Слияние тел происходило в различных местах их квартирки, а также во многих временных пристанищах, куда они попадали вдвоем для законного, уже семейного отдыха — в туристических гостиницах дружественных стран народной демократии, в профсоюзных пансионатах курортных мест необъятной родины и в комнатах, которые они иногда снимали дикарями на тех же курортах.
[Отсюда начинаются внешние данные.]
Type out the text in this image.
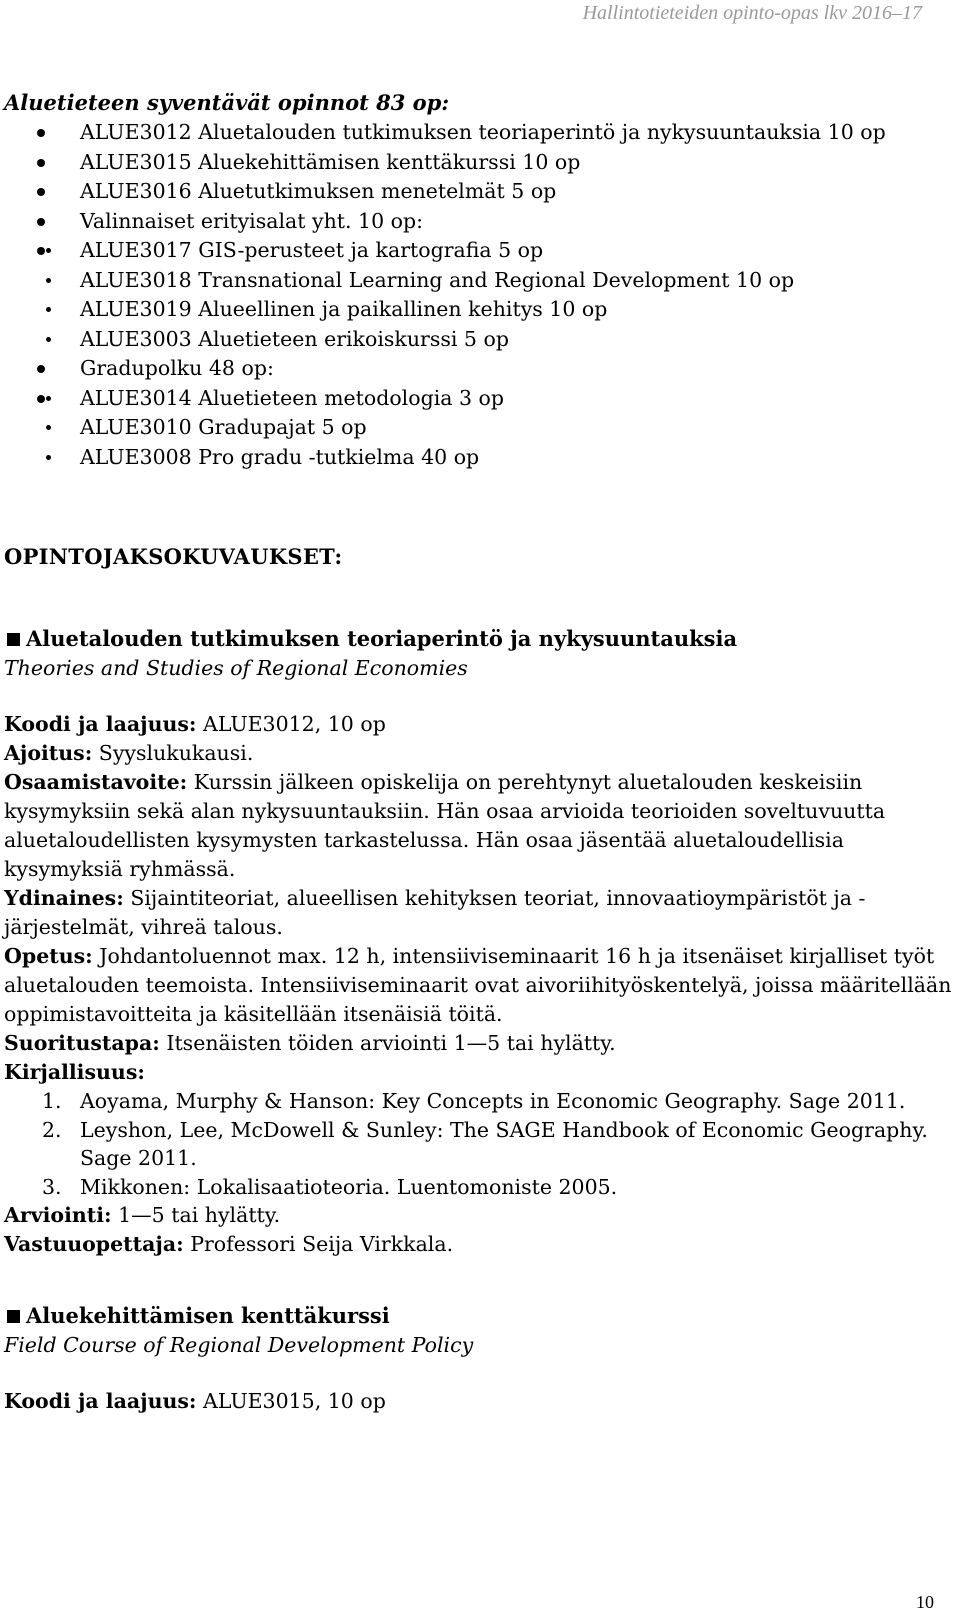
Hallintotieteiden opinto-opas lkv 2016–17
Aluetieteen syventävät opinnot 83 op:
ALUE3012 Aluetalouden tutkimuksen teoriaperintö ja nykysuuntauksia 10 op
ALUE3015 Aluekehittämisen kenttäkurssi 10 op
ALUE3016 Aluetutkimuksen menetelmät 5 op
Valinnaiset erityisalat yht. 10 op:
ALUE3017 GIS-perusteet ja kartografia 5 op
ALUE3018 Transnational Learning and Regional Development 10 op
ALUE3019 Alueellinen ja paikallinen kehitys 10 op
ALUE3003 Aluetieteen erikoiskurssi 5 op
Gradupolku 48 op:
ALUE3014 Aluetieteen metodologia 3 op
ALUE3010 Gradupajat 5 op
ALUE3008 Pro gradu -tutkielma 40 op
OPINTOJAKSOKUVAUKSET:
Aluetalouden tutkimuksen teoriaperintö ja nykysuuntauksia
Theories and Studies of Regional Economies
Koodi ja laajuus: ALUE3012, 10 op
Ajoitus: Syyslukukausi.
Osaamistavoite: Kurssin jälkeen opiskelija on perehtynyt aluetalouden keskeisiin kysymyksiin sekä alan nykysuuntauksiin. Hän osaa arvioida teorioiden soveltuvuutta aluetaloudellisten kysymysten tarkastelussa. Hän osaa jäsentää aluetaloudellisia kysymyksiä ryhmässä.
Ydinaines: Sijaintiteoriat, alueellisen kehityksen teoriat, innovaatioympäristöt ja -järjestelmät, vihreä talous.
Opetus: Johdantoluennot max. 12 h, intensiiviseminaarit 16 h ja itsenäiset kirjalliset työt aluetalouden teemoista. Intensiiviseminaarit ovat aivoriihityöskentelyä, joissa määritellään oppimistavoitteita ja käsitellään itsenäisiä töitä.
Suoritustapa: Itsenäisten töiden arviointi 1—5 tai hylätty.
Kirjallisuus:
1. Aoyama, Murphy & Hanson: Key Concepts in Economic Geography. Sage 2011.
2. Leyshon, Lee, McDowell & Sunley: The SAGE Handbook of Economic Geography. Sage 2011.
3. Mikkonen: Lokalisaatioteoria. Luentomoniste 2005.
Arviointi: 1—5 tai hylätty.
Vastuuopettaja: Professori Seija Virkkala.
Aluekehittämisen kenttäkurssi
Field Course of Regional Development Policy
Koodi ja laajuus: ALUE3015, 10 op
10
Дома, например, у них хорошо получалось
стоя в тесной ванной, под душем, дополнительно соединявшим их, мокрых от всего сразу;
лежа на одной из узких кушеток, пригодных по ширине только для двухслойного расположения, а по ночам использовавшихся для одиночного сна — общей широкой кровати у них еще не было;
пристроившись на маленьком письменном столе, томно трещавшем под ее тогдашним небольшим весом и его тогдашним большим напором;
а также как получалось в других первых попавшихся закоулках, на ненадежных опорах и просто на полу, куда по летнему жаркому времени или из опасения сломать мебель стаскивали вдвоем тонкий матрас и простынку…
А в гостинице, пансионате и чужой комнате, снятой на пару недель у сухумской или адлерской суровой дамы, они начинали пребывание с того, что с несколько похабными, надо признать, смешками «пробовали кровать». Стоило им остаться вдвоем, как они мгновенно запирали дверь и, потные, пыльные с дороги, быстро-быстро стянув с себя одежду, рушились поперек хозяйкиного панцирного ложа, или профсоюзной сыроватой постели, или двуспальной болгарской соцлагерной роскоши… Как правило, и первое, и второе, и третье оказывалось непригодным для любовного использования — тряским, хлипким и издающим громкий, недвусмысленно ритмичный лязг или скрип, внятный соседям. Так что и тут в конце концов сердца и прочие органы успокаивались на полу, на стянутом туда матрасе и кое-как брошенной простыне. Естественно, называлось это с непритязательным юмором половой жизнью.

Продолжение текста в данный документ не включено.